6.4. IP Subnetting

Assume that an organization has three networks in three unique structures, all associated by a 64 Kbps ISDN join. Every network has around 25 nodes. Every building has its own particular arrangement of servers and printers for the employees in that building. The ISDN join between the networks is for the incidental need to transmit data between structures, for example, email messages or bookkeeping dealings. By what means ought to the organization allocate IP addresses in this circumstance?

The organization could ask for a solitary Class C set of locations, and afterward dole out those locations over the three networks in some design. This appears like a basic arrangement, however it's really a poor thought for a few reasons.
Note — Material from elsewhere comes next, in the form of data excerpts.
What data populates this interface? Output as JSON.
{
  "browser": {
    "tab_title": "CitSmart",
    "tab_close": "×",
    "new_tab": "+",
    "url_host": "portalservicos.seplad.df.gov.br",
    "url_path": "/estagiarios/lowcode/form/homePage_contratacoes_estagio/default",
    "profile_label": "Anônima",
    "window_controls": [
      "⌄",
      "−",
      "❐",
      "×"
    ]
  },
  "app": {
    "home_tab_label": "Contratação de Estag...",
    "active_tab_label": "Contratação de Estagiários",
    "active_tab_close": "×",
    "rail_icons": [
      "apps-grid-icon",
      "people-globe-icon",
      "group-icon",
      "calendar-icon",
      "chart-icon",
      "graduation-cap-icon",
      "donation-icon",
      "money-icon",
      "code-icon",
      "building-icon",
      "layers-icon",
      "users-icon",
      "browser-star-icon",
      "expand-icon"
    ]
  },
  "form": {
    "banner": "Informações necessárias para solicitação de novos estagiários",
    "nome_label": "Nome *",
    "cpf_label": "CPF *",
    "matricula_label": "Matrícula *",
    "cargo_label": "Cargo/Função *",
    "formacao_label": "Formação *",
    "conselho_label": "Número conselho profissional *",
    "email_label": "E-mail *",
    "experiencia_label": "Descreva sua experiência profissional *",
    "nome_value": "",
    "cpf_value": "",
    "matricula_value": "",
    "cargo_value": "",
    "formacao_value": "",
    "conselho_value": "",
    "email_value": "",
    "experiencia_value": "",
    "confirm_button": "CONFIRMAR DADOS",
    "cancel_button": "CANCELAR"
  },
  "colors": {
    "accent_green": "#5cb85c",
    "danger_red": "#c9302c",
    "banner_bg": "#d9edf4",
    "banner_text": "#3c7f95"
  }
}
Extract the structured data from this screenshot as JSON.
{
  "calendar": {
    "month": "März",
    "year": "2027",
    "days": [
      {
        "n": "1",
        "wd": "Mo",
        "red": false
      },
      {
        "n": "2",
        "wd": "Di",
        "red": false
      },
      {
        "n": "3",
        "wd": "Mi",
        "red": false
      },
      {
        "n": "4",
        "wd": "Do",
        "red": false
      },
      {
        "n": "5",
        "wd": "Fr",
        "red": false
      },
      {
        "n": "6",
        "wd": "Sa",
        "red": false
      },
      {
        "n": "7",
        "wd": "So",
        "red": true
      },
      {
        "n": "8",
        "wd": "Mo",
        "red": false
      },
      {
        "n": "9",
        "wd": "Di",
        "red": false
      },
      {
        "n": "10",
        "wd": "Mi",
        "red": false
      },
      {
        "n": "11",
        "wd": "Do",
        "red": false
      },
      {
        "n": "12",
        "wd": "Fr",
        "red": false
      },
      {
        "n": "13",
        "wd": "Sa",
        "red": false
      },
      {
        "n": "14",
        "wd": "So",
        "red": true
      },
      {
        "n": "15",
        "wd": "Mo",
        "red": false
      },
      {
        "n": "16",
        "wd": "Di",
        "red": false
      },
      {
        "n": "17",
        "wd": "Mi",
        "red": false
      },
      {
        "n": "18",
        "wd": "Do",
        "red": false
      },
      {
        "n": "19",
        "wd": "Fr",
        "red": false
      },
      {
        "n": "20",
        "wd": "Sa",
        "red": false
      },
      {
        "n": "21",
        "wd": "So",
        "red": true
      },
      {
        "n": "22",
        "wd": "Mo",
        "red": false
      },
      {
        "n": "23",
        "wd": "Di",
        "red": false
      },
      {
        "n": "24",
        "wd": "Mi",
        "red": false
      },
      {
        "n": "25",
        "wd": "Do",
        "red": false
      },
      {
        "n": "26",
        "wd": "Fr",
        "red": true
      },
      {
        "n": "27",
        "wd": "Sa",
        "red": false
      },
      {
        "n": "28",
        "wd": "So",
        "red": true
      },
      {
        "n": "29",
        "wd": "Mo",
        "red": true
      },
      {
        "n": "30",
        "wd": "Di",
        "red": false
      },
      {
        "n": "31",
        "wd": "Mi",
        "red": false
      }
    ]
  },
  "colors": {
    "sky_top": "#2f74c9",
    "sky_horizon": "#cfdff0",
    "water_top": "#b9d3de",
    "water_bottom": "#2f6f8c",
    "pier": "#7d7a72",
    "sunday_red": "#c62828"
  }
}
Ordinarily, a considerable measure of network movement is sent to every host-ID inside a solitary net-ID. The moderate ISDN join between the structures would turn into an enormous bottleneck in this circumstance, and the entire network will not work effectively.

A further thought is to utilize separate Class C addresses (net-IDs) for every building. This is a moderately basic arrangement, and it would work fine, aside from that the ISP won't not have the capacity to relegate three separate Class C addresses. Likewise, it would be appallingly inefficient of the accessible pool of IP locations. In this circumstance, every building would squander more than 200 locations for reasons worthless.

Imagine a scenario in which there was an approach to separate a Class C address so that every building could have its own particular virtual net-ID. Such an answer is the thing that subnetting is about. Subnetting permits you to subdivide a host-ID range (normally that of a Class C address, yet such subnetting should likewise be possible with Class A or B addresses) crosswise over two or more networks. Subnetting is made using subnet masks, which are examined in the following segment.